As reported by Сensor.NET citing Ukrainska Pravda, this was announced by the Deputy Finance Minister Olena Makeieva in an interview to Channel 24.
"Today, in Ukraine, only 50 per cent of the minimum wage is untaxed - 609 UAH (about $27) are subject to a zero personal income tax. Effective Jan. 1, the minimum wage will not be taxed," she said.
According to Makeieva, business primarily expects lifting of a wage funds burden, which now reaches 50 per cent.
"Most European countries do not impose such tax burden," she said.
The deputy minister also announced reduction of the unified social tax (UST), with its average value making 41 per cent by now. The IMF proposes to lower the rate to 28 per cent, but the Ministry of Finance may reduce it even more, provided compensation is found.
Makeieva says the UST reduction by 1 per cent leads to a five-billion UAH (about $226.3 million) loss for the budget.
According to her, cancellation of a special VAT regime to farmers (which will additionally attract some 11 UAH billion (about $498.02 million)), legalization of gambling, prevention of smuggling and tax pits will compensate for the reduction.

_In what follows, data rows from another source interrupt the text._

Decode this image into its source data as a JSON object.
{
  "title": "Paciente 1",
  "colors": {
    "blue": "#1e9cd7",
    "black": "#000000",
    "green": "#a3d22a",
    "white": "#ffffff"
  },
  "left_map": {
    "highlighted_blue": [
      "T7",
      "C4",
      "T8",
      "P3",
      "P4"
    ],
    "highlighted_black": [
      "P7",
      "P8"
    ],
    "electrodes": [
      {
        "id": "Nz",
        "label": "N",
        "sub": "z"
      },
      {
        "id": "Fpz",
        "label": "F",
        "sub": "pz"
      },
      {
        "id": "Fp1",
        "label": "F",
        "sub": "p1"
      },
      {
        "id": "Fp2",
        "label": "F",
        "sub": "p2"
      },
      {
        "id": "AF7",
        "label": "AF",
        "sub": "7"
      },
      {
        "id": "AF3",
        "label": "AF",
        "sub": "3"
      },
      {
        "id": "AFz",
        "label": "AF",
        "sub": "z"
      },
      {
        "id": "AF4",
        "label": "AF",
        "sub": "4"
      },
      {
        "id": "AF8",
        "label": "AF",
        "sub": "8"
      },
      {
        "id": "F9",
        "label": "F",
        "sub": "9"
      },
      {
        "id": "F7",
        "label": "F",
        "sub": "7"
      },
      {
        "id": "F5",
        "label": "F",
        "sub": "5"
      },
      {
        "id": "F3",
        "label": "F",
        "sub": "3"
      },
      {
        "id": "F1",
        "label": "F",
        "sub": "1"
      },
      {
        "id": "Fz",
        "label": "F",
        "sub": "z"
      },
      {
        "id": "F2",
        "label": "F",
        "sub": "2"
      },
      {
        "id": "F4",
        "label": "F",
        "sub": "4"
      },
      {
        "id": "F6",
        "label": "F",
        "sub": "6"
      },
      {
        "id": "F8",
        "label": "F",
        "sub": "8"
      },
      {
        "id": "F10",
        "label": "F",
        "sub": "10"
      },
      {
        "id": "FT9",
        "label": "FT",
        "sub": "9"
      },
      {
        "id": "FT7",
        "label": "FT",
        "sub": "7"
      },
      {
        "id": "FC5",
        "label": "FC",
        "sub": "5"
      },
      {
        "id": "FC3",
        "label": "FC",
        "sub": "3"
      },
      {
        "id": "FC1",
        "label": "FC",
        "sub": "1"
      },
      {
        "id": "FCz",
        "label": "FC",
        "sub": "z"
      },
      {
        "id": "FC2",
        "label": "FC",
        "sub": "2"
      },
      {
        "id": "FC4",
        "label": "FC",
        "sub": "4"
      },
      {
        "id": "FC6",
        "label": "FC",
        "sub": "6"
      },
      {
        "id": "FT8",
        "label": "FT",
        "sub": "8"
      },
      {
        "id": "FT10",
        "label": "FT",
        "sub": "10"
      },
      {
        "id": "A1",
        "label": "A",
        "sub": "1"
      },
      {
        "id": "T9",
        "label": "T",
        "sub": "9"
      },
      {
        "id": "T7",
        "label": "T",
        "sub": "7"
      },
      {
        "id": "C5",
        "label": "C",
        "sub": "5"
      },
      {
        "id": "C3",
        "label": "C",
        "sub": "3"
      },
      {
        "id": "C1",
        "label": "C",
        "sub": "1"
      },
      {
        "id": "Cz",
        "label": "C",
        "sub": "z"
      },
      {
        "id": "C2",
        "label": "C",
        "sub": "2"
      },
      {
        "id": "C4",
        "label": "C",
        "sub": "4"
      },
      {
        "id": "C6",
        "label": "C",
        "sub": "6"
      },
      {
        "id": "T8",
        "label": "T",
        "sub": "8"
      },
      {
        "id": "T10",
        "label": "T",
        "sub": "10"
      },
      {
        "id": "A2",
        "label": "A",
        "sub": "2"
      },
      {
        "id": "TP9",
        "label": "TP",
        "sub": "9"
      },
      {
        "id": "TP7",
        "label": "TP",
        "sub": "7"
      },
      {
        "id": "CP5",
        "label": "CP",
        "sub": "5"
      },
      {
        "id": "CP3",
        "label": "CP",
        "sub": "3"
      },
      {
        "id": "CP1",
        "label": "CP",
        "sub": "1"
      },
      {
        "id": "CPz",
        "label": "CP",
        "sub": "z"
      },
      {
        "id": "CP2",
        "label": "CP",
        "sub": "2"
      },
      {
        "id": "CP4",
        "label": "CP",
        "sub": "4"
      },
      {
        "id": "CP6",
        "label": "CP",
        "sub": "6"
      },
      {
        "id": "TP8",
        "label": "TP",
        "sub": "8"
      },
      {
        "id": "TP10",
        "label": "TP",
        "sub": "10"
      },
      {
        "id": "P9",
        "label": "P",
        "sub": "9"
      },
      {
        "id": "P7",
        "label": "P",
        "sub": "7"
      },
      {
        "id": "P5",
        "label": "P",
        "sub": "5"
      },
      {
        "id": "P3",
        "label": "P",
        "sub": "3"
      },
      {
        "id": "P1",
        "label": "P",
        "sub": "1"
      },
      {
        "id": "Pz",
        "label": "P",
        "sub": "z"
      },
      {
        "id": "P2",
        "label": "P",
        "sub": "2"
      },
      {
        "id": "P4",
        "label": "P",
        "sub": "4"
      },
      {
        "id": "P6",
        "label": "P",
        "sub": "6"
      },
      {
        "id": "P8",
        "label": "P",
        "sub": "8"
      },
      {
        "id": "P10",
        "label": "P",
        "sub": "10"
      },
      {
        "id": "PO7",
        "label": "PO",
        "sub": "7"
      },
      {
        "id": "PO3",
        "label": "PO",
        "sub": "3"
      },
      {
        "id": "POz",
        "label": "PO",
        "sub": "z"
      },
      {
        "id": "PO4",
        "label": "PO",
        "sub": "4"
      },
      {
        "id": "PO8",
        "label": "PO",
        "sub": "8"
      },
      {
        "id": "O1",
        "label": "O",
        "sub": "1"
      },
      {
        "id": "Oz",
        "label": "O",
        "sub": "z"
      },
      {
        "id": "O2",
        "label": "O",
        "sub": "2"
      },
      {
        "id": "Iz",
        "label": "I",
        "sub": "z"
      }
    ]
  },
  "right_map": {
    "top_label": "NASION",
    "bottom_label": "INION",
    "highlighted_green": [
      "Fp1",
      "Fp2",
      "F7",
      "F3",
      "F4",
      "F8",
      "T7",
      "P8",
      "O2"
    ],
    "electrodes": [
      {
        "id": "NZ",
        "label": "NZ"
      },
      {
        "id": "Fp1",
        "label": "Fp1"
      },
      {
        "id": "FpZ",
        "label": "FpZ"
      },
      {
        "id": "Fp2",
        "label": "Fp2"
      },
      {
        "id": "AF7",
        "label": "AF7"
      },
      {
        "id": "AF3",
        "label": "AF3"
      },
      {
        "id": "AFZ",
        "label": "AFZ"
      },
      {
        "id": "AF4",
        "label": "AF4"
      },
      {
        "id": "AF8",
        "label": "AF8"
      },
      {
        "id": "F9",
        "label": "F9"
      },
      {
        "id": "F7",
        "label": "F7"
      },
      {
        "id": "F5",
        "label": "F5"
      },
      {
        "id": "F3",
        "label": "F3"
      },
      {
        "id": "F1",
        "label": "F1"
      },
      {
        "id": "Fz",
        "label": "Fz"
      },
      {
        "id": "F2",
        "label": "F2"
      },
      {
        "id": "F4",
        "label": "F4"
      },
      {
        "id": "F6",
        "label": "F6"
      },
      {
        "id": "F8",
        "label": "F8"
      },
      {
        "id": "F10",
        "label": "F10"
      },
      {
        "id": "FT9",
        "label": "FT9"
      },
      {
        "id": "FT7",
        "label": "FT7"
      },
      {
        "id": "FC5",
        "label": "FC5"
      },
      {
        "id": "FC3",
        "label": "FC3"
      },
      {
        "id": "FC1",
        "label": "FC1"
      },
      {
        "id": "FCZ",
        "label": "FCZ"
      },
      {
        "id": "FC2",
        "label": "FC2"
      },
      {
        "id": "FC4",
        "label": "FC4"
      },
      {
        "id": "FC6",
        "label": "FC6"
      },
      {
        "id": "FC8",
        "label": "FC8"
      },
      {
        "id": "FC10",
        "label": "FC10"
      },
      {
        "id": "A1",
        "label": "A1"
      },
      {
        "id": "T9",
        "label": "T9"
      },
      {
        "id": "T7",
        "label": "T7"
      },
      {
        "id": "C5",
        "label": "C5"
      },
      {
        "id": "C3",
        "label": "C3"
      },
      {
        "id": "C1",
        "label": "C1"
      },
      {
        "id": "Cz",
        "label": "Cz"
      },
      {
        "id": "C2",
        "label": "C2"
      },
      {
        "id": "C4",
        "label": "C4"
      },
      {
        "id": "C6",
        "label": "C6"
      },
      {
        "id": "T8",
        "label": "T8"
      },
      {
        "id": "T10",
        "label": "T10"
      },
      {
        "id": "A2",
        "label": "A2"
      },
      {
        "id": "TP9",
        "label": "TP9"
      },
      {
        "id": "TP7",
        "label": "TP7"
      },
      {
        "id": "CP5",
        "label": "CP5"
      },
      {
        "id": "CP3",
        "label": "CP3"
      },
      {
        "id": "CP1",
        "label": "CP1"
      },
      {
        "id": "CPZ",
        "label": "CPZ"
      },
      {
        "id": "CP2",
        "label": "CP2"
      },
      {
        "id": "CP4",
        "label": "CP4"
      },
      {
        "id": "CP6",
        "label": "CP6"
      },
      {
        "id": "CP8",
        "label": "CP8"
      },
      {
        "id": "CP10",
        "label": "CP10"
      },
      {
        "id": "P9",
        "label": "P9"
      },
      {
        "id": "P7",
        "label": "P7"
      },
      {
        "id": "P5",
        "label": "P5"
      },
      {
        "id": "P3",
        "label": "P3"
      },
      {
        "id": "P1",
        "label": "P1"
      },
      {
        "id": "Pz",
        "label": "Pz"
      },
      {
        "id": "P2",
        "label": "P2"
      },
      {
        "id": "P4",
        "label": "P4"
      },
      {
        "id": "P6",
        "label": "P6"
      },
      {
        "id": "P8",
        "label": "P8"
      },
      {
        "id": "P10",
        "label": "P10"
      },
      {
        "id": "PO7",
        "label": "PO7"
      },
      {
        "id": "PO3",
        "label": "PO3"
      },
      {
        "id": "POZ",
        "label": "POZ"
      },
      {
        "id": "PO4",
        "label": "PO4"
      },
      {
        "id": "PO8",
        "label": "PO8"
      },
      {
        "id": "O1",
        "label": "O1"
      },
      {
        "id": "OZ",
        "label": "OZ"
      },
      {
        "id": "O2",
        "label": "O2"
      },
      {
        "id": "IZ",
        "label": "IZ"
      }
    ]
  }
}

Makeieva says the Finance Ministry does not expect the tax reform to rapidly deshadow the economy, as business will take a wait and see position.
"According to other countries' experience, there is a zero deshadowing during the first year. Because business does not believe these rules will last for more than 3-4 months. Therefore, it will be waiting for six months, eight months, checking whether everything is stable," she said.
In this regard, the ministry will come up with a proposal to introduce at least a three-year ban on any changes to the tax code.
Finance Ministry proposes to set a zero tax rate to the entire size of the minimum wage from January 1, 2016.